Materials I had to hand:  modrock (like the stuff they use to bandage broken limbs), newspaper, masking tape (vital!), empty plastic squash bottle (although my Mother, when looking at my pictures of the test run, thought that it was a glass bottle and asked me if I should use glass with children… I am a professional you know…), bowl, tepid water, yeowling cat (I threatened him with mummification but he didn’t seem worried).

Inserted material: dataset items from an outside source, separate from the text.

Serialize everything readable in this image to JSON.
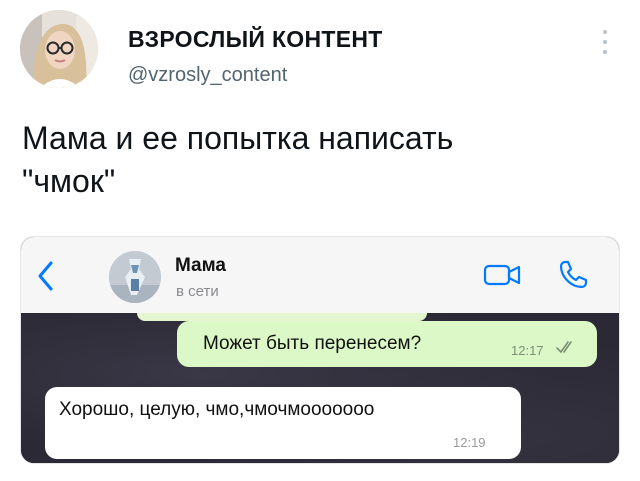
{
  "tweet": {
    "author_name": "ВЗРОСЛЫЙ КОНТЕНТ",
    "author_handle": "@vzrosly_content",
    "text": "Мама и ее попытка написать\n\"чмок\""
  },
  "chat": {
    "contact_name": "Мама",
    "contact_status": "в сети",
    "icons": {
      "back": "chevron-left-icon",
      "video": "video-camera-icon",
      "call": "phone-icon",
      "read_receipt": "double-check-icon"
    },
    "messages": [
      {
        "direction": "outgoing",
        "text": "Может быть перенесем?",
        "time": "12:17"
      },
      {
        "direction": "incoming",
        "text": "Хорошо, целую, чмо,чмочмоооооoo",
        "time": "12:19"
      }
    ]
  },
  "colors": {
    "accent": "#007aff",
    "outgoing_bubble": "#dcf8c6",
    "incoming_bubble": "#ffffff",
    "chat_background": "#2b2935",
    "handle_gray": "#536471"
  }
}
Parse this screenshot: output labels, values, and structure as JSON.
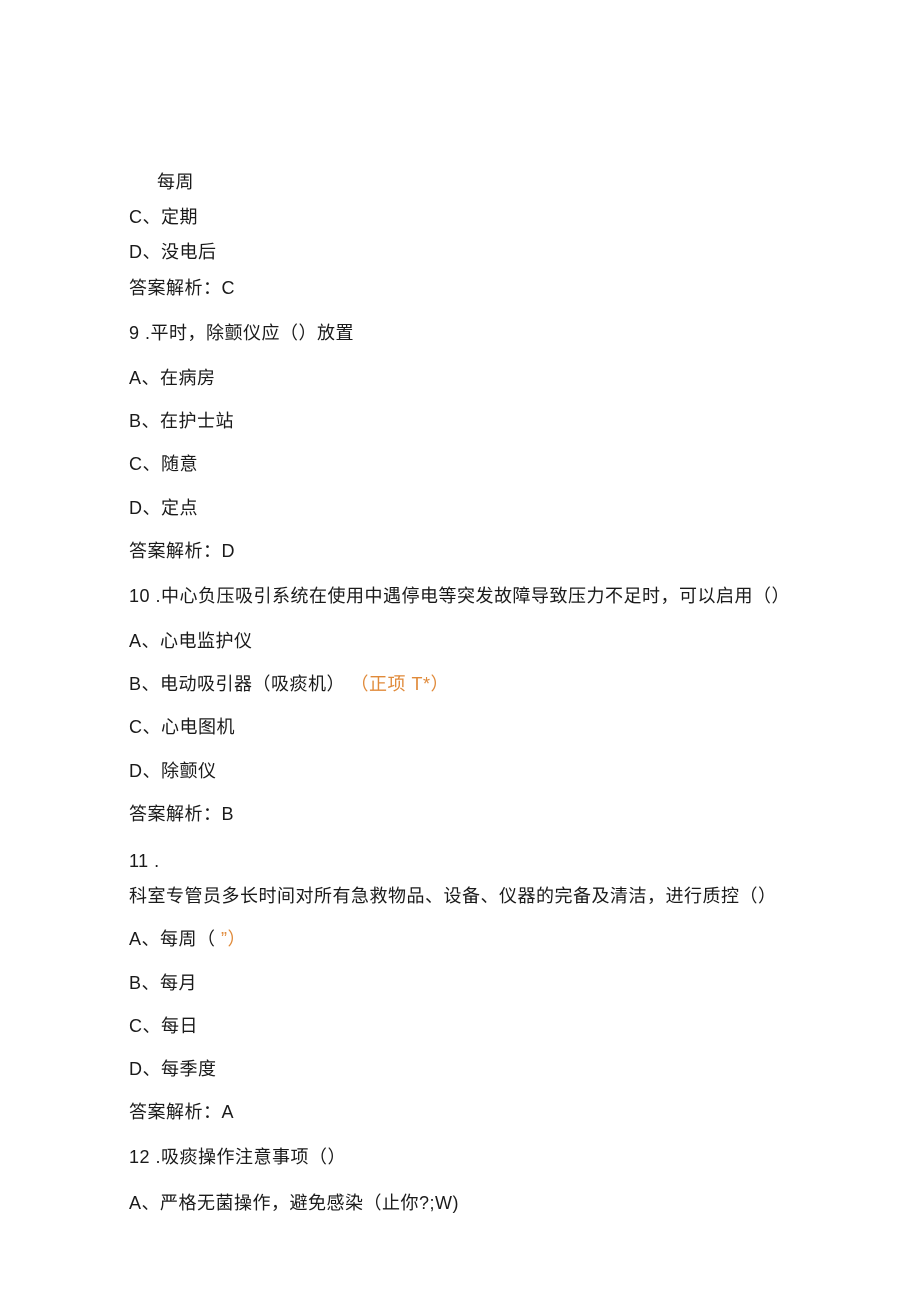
{
  "stray": {
    "line1": "每周"
  },
  "q8": {
    "optC": "C、定期",
    "optD": "D、没电后",
    "answer": "答案解析：C"
  },
  "q9": {
    "text": "9  .平时，除颤仪应（）放置",
    "optA": "A、在病房",
    "optB": "B、在护士站",
    "optC": "C、随意",
    "optD": "D、定点",
    "answer": "答案解析：D"
  },
  "q10": {
    "text": "10  .中心负压吸引系统在使用中遇停电等突发故障导致压力不足时，可以启用（）",
    "optA": "A、心电监护仪",
    "optB_main": "B、电动吸引器（吸痰机）",
    "optB_hint": "（正项 T*）",
    "optC": "C、心电图机",
    "optD": "D、除颤仪",
    "answer": "答案解析：B"
  },
  "q11": {
    "num": "11  .",
    "text": "科室专管员多长时间对所有急救物品、设备、仪器的完备及清洁，进行质控（）",
    "optA_main": "A、每周（     ",
    "optA_hint": "”）",
    "optB": "B、每月",
    "optC": "C、每日",
    "optD": "D、每季度",
    "answer": "答案解析：A"
  },
  "q12": {
    "text": "12  .吸痰操作注意事项（）",
    "optA": "A、严格无菌操作，避免感染（止你?;W)"
  }
}
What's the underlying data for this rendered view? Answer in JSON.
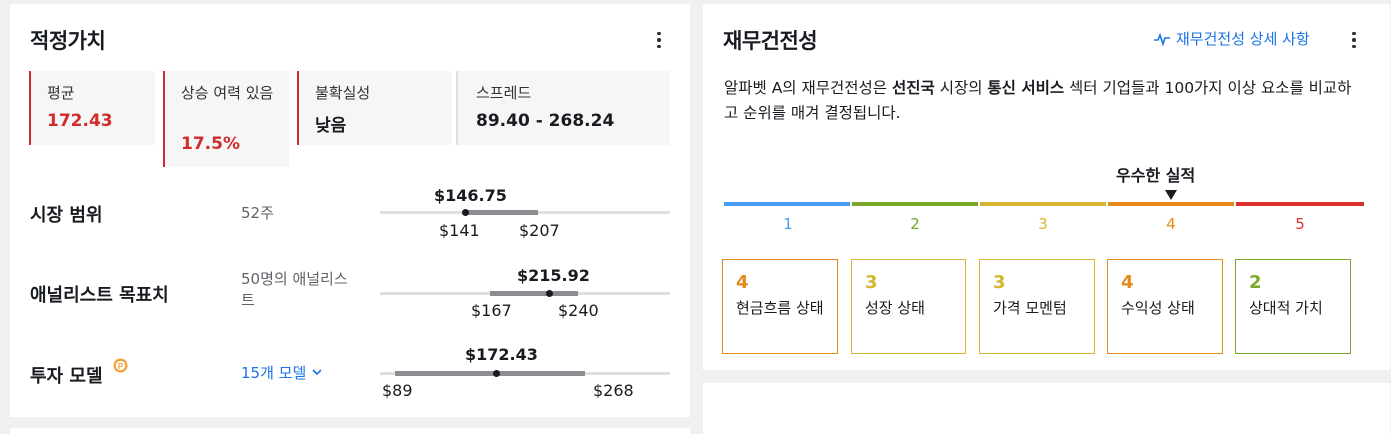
{
  "fair_value": {
    "title": "적정가치",
    "metrics": [
      {
        "label": "평균",
        "value": "172.43",
        "value_color": "#d12b2b"
      },
      {
        "label": "상승 여력 있음",
        "value": "17.5%",
        "value_color": "#d12b2b"
      },
      {
        "label": "불확실성",
        "value": "낮음"
      },
      {
        "label": "스프레드",
        "value": "89.40 - 268.24"
      }
    ],
    "rows": [
      {
        "title": "시장 범위",
        "sub": "52주",
        "top": "$146.75",
        "low": "$141",
        "high": "$207",
        "marker_fraction": 0.09
      },
      {
        "title": "애널리스트 목표치",
        "sub": "50명의 애널리스트",
        "top": "$215.92",
        "low": "$167",
        "high": "$240",
        "marker_fraction": 0.67
      },
      {
        "title": "투자 모델",
        "sub": "15개 모델",
        "top": "$172.43",
        "low": "$89",
        "high": "$268",
        "marker_fraction": 0.47
      }
    ]
  },
  "health": {
    "title": "재무건전성",
    "detail_link": "재무건전성 상세 사항",
    "desc_parts": [
      "알파벳 A의 재무건전성은 ",
      "선진국",
      " 시장의 ",
      "통신 서비스",
      " 섹터 기업들과 100가지 이상 요소를 비교하고 순위를 매겨 결정됩니다."
    ],
    "performance_label": "우수한 실적",
    "current_level": 4,
    "scale": [
      {
        "num": "1",
        "color": "#4a9ef0"
      },
      {
        "num": "2",
        "color": "#7aa62a"
      },
      {
        "num": "3",
        "color": "#d6b530"
      },
      {
        "num": "4",
        "color": "#e68a1a"
      },
      {
        "num": "5",
        "color": "#d9302b"
      }
    ],
    "scores": [
      {
        "score": "4",
        "label": "현금흐름 상태",
        "color": "#e68a1a"
      },
      {
        "score": "3",
        "label": "성장 상태",
        "color": "#d6b530"
      },
      {
        "score": "3",
        "label": "가격 모멘텀",
        "color": "#d6b530"
      },
      {
        "score": "4",
        "label": "수익성 상태",
        "color": "#e68a1a"
      },
      {
        "score": "2",
        "label": "상대적 가치",
        "color": "#7aa62a"
      }
    ]
  }
}
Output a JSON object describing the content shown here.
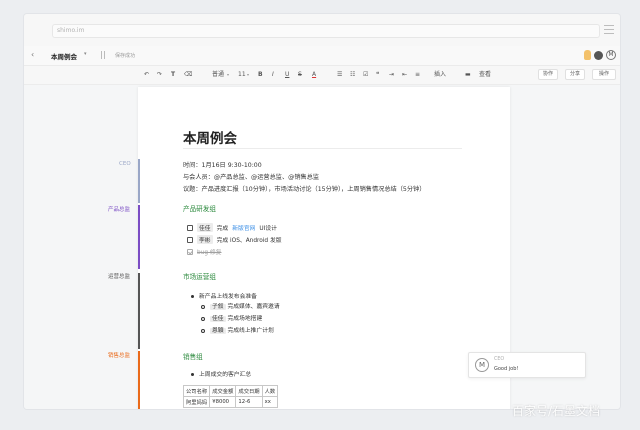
{
  "browser": {
    "url": "shimo.im"
  },
  "appbar": {
    "back_glyph": "‹",
    "doc_title": "本周例会",
    "title_caret": "▾",
    "save_status": "保存成功"
  },
  "toolbar": {
    "undo": "↶",
    "redo": "↷",
    "format_painter": "T",
    "clear_format": "⌫",
    "style_select": "普通",
    "size_select": "11",
    "bold": "B",
    "italic": "I",
    "underline": "U",
    "strike": "S",
    "text_color": "A",
    "ol": "☰",
    "ul": "☷",
    "check": "☑",
    "quote": "❝",
    "indent": "⇥",
    "outdent": "⇤",
    "align": "≡",
    "insert": "插入",
    "comment": "查看",
    "collab_btn": "协作",
    "share_btn": "分享",
    "ops_btn": "操作"
  },
  "sidebar": [
    {
      "label": "CEO",
      "color": "#9aa7c7"
    },
    {
      "label": "产品总监",
      "color": "#7b4dc4"
    },
    {
      "label": "运营总监",
      "color": "#555555"
    },
    {
      "label": "销售总监",
      "color": "#ea6a1a"
    }
  ],
  "doc": {
    "title": "本周例会",
    "time": "时间：1月16日 9:30-10:00",
    "attendees": "与会人员：@产品总监、@运营总监、@销售总监",
    "agenda": "议题：产品进度汇报（10分钟），市场活动讨论（15分钟），上周销售情况总结（5分钟）",
    "sections": {
      "product": {
        "heading": "产品研发组",
        "tasks": [
          {
            "who": "佳佳",
            "pre": "完成",
            "link": "新版官网",
            "post": "UI设计",
            "done": false
          },
          {
            "who": "李彬",
            "pre": "完成 iOS、Android 发版",
            "link": "",
            "post": "",
            "done": false
          },
          {
            "who": "",
            "pre": "bug 修复",
            "link": "",
            "post": "",
            "done": true
          }
        ]
      },
      "ops": {
        "heading": "市场运营组",
        "main": "新产品上线发布会准备",
        "subs": [
          {
            "who": "子叙",
            "text": "完成媒体、嘉宾邀请"
          },
          {
            "who": "佳佳",
            "text": "完成场地搭建"
          },
          {
            "who": "恩穎",
            "text": "完成线上推广计划"
          }
        ]
      },
      "sales": {
        "heading": "销售组",
        "main": "上周成交的客户汇总",
        "table_header": [
          "公司名称",
          "成交金额",
          "成交日期",
          "人数"
        ],
        "table_rows": [
          [
            "阿里妈妈",
            "¥8000",
            "12-6",
            "xx"
          ]
        ]
      }
    }
  },
  "chat": {
    "avatar": "M",
    "name": "CEO",
    "message": "Good job!"
  },
  "watermark": "百家号/石墨文档"
}
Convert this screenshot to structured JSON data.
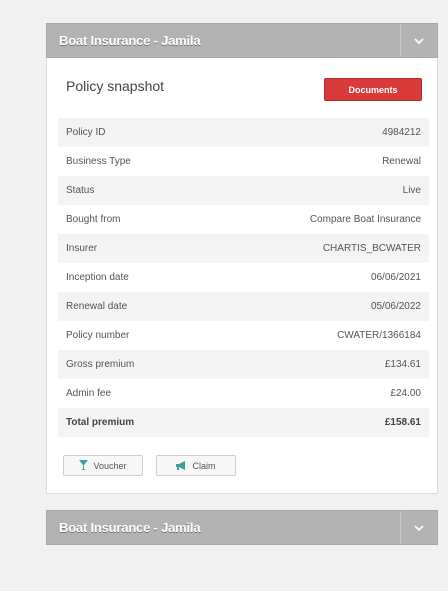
{
  "panels": [
    {
      "title_prefix": "Boat Insurance - ",
      "title_name": "Jamila"
    },
    {
      "title_prefix": "Boat Insurance - ",
      "title_name": "Jamila"
    }
  ],
  "snapshot": {
    "title": "Policy snapshot",
    "documents_label": "Documents",
    "rows": [
      {
        "label": "Policy ID",
        "value": "4984212"
      },
      {
        "label": "Business Type",
        "value": "Renewal"
      },
      {
        "label": "Status",
        "value": "Live"
      },
      {
        "label": "Bought from",
        "value": "Compare Boat Insurance"
      },
      {
        "label": "Insurer",
        "value": "CHARTIS_BCWATER"
      },
      {
        "label": "Inception date",
        "value": "06/06/2021"
      },
      {
        "label": "Renewal date",
        "value": "05/06/2022"
      },
      {
        "label": "Policy number",
        "value": "CWATER/1366184"
      },
      {
        "label": "Gross premium",
        "value": "£134.61"
      },
      {
        "label": "Admin fee",
        "value": "£24.00"
      },
      {
        "label": "Total premium",
        "value": "£158.61"
      }
    ],
    "voucher_label": "Voucher",
    "claim_label": "Claim"
  },
  "colors": {
    "header_bg": "#b3b3b3",
    "documents_button": "#d93b3b",
    "voucher_icon": "#3aa39a",
    "claim_icon": "#3aa39a"
  },
  "icons": {
    "toggle": "chevron-down-icon",
    "voucher": "cocktail-glass-icon",
    "claim": "megaphone-icon"
  }
}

Step 1:  Make a newspaper tube that will enable the head to be slotted into the top of the squash bottle.

Canopic jar step 1

Step 2:  On the top of the aforementioned newspaper tube create the head of the canopic jar as a ball of newspaper.  Make ears and any other features for the head. Liberal use of masking tape is advised.

Canopic jar step 2

Can you guess which head I’m making yet?

Step 3: Masking tape ears and other features to head ball.

Canopic jar step 3

Step 4: Check the head fits snuggly into the squash bottle.  At this point you may need to tape the squash bottle down with duct tape, I didn’t do this.  Cue ‘hilarious’ moments during the next few steps of balancing squash bottles whilst modrocking, gently pushing cat from under feet and needing at least four arms.

Canopic jar step 4

Step 5: Quick cup of tea – necessary preparation as tepid water is needed so you might as well have tea as well. Put a layer of newspaper on the counter and put tepid water in a bowl (I suggest one that isn’t precious to you).  Now wrap the head carefully in modrock.

Canopic jar step 5

Step 6:  Stand back and admire your work so far.

Canopic jar step 6

Step 7:  Modrock the squash bottle, one layer is enough.  Give the cat a treat so that he stops trying to interfere with the artistic proces.

Canopic jar step 7

Step 8:  Voila!  Canopic jar is complete!  Well, except for adding painted decoration, but my workshop is only one day and so the children won’t have time to do this.  They will design on paper the head decoration and can complete this at home once the modrock is totally dry.

Canopic jar step 8

At this stage it is also advisable to ignore certain family members who liken your creation to Bugs Bunny.

I am also devising other activities that will complement this workshop and help to fill the whole day.  These include creating card collars for the jars (dual purpose – will be decorated like Egyptian necklaces but also serve to hide the join between head and bottle), the design of the decorated head, a tour round the museum and a discussion of the practice of mummification (to highlight not just the process but the reasoning behind it).

Workshops like this are designed to enthuse, occupy, interest, create learning opportunities and engage.